Ne hab mich halt ungenau ausgedrückt. 
Der Winter zu kurz?! Oh ich glaube ich zieh um! Mag mitterweile überhaupt keinen Winter mehr. 

Also wie gesagt, im Moment wächst die Seerose zur vollsten Zufriedenheit. Aber sie wird wohl die nächsten 6 Monate da oben stehen bleiben und da kann noch viel passieren. 

Bin noch am Grübbeln ob ich meine Aponogeton distachyos auch reinhole. Aber angeblich is der ja winterhart. 

Na mal sehen

Gruß Björn


----------



## Teichforum.info (1. Okt. 2004)

Hallo Stefan,
wofür ist denn der Winter für die Knollenbildung wichtig?

Die Knolle wird im Sommer gebildet und zum Herbst/Winter hin zieht sich die Pflanze dann ein...

Im Frühling treibt man die Knolle wieder an.


Skarabäus


----------



## StefanS (1. Okt. 2004)

Hallo Björn,

kann Dir natürlich nur von unseren etwas verdrehten Verhältnissen berichten. Da ist die __ Wasserähre die einzige Pflanze, die im Winter fröhlich wächst und blüht. Ab April wird es ihnen hier zu warm, sie ziehen ein und sind verschwunden. Tauchen ungefähr jetzt wieder auf. Ich vermute deshalb auch (wobei ich Deine Pflanzen nicht auf dem Gewissen haben will), dass man sie nicht herausnehmen muss. Allerdings würde ich sie so tief platzieren, dass die Knollen nicht durchfrieren können.

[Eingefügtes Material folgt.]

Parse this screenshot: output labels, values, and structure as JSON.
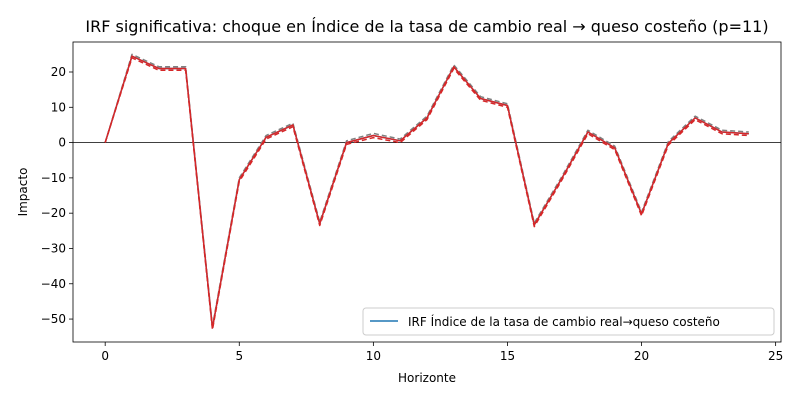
{
  "chart_data": {
    "type": "line",
    "title": "IRF significativa: choque en Índice de la tasa de cambio real → queso costeño (p=11)",
    "xlabel": "Horizonte",
    "ylabel": "Impacto",
    "xlim": [
      -1.2,
      25.2
    ],
    "ylim": [
      -56.5,
      28.5
    ],
    "x_ticks": [
      0,
      5,
      10,
      15,
      20,
      25
    ],
    "y_ticks": [
      -50,
      -40,
      -30,
      -20,
      -10,
      0,
      10,
      20
    ],
    "y_tick_labels": [
      "−50",
      "−40",
      "−30",
      "−20",
      "−10",
      "0",
      "10",
      "20"
    ],
    "legend": {
      "position": "lower right",
      "entries": [
        "IRF Índice de la tasa de cambio real→queso costeño"
      ]
    },
    "zero_line": true,
    "x": [
      0,
      1,
      2,
      3,
      4,
      5,
      6,
      7,
      8,
      9,
      10,
      11,
      12,
      13,
      14,
      15,
      16,
      17,
      18,
      19,
      20,
      21,
      22,
      23,
      24
    ],
    "series": [
      {
        "name": "IRF Índice de la tasa de cambio real→queso costeño",
        "style": "solid",
        "color": "#1f77b4",
        "values": [
          0,
          24.5,
          21,
          21,
          -52.5,
          -10.5,
          1.5,
          5,
          -23,
          0,
          2,
          0.5,
          7,
          21.5,
          12.5,
          10.5,
          -23.3,
          -10.5,
          3,
          -1.5,
          -20.2,
          -0.2,
          7,
          3,
          2.5
        ]
      },
      {
        "style": "dashed",
        "color": "#7f7f7f",
        "values": [
          0,
          25.0,
          21.5,
          21.5,
          -52.0,
          -10.0,
          2.0,
          5.5,
          -22.5,
          0.5,
          2.6,
          1.0,
          7.5,
          22.0,
          13.0,
          11.0,
          -22.8,
          -10.0,
          3.5,
          -1.0,
          -19.7,
          0.3,
          7.5,
          3.5,
          3.0
        ]
      },
      {
        "style": "dashed",
        "color": "#d62728",
        "values": [
          0,
          24.0,
          20.5,
          20.5,
          -53.0,
          -11.0,
          1.0,
          4.5,
          -23.5,
          -0.5,
          1.4,
          0.0,
          6.5,
          21.0,
          12.0,
          10.0,
          -23.8,
          -11.0,
          2.5,
          -2.0,
          -20.7,
          -0.7,
          6.5,
          2.5,
          2.0
        ]
      },
      {
        "style": "solid",
        "color": "#d62728",
        "values": [
          0,
          24.5,
          21,
          21,
          -52.5,
          -10.5,
          1.5,
          5,
          -23,
          0,
          2,
          0.5,
          7,
          21.5,
          12.5,
          10.5,
          -23.3,
          -10.5,
          3,
          -1.5,
          -20.2,
          -0.2,
          7,
          3,
          2.5
        ]
      }
    ]
  }
}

Hallo Skarabäus (als regelmässiger Gast wäre ein Name nicht schlecht...),

verzeih meine Unwissenheit (oder missverständliche Ausdrucksweise). Aber wenn ich meine tropischen Seerosen im Dezember (eher Ende als Anfang D. - die Wassertemperatur beträgt jetzt noch im Tagesverlauf  knapp 20 Grad und kühlt sich nur leicht ab: Heute früh waren es 17 Grad Lufttemperatur) aus dem Wasser hole, haben sie noch jede Menge Blätter und Blütenansätze. Wenn man den überwiegenden Teil abtrennt, ist da von Knolle nicht viel zu spüren - geschweige denn, zusammenzupressen. Die Knolle ist winzig. Vor diesem Hintergrund habe ich geschrieben, dass ich den Winter für arg kurz halte: Wenn ich die Pflanze Ende Dezember in den Knollenschlaf zwinge, indem ich sie all ihres Grüns und ihrer Wurzeln  beraube, habe ich Sorge, dass aus der winzigen Pille in feuchtem Sand im kommenden Frühjahr nichts wird. Noch anhaftende Pflanzenmasse, die einfach faulen _muss_, ist grösser als die Knolle. Deshalb habe ich es auch noch nie probiert, bin mit der grünen Überwinterung jetzt aber auf den Bauch gefallen. Wenn ich hingegen die stark gestutzte Knolle im Kübel hell und warm überwintere, bildet sich eine deutlich grössere Knolle aus. Mag ja unwissend und naiv sein: Ich habe hier aber nicht die Phase, wo die Seerose fein einzieht und als kräftige Knolle ins Deckelglas gepackt werden will. Oder sollte ich noch bis Januar warten ? Wenn es denn überhaupt nennenswerten Frost hier gibt, so (normalerweise) ab Mitte Januar und noch im Februar.

Beste Grüsse
Stefan


----------



## Teichforum.info (1. Okt. 2004)

Sag einfach zu Stefan zu ihm *grins*


----------



## Teichforum.info (1. Okt. 2004)

Hallo Stefan,
es kann auch sein, dass deine noch garkeine Knollen haben, oder erst dabei sind welche zu bilden...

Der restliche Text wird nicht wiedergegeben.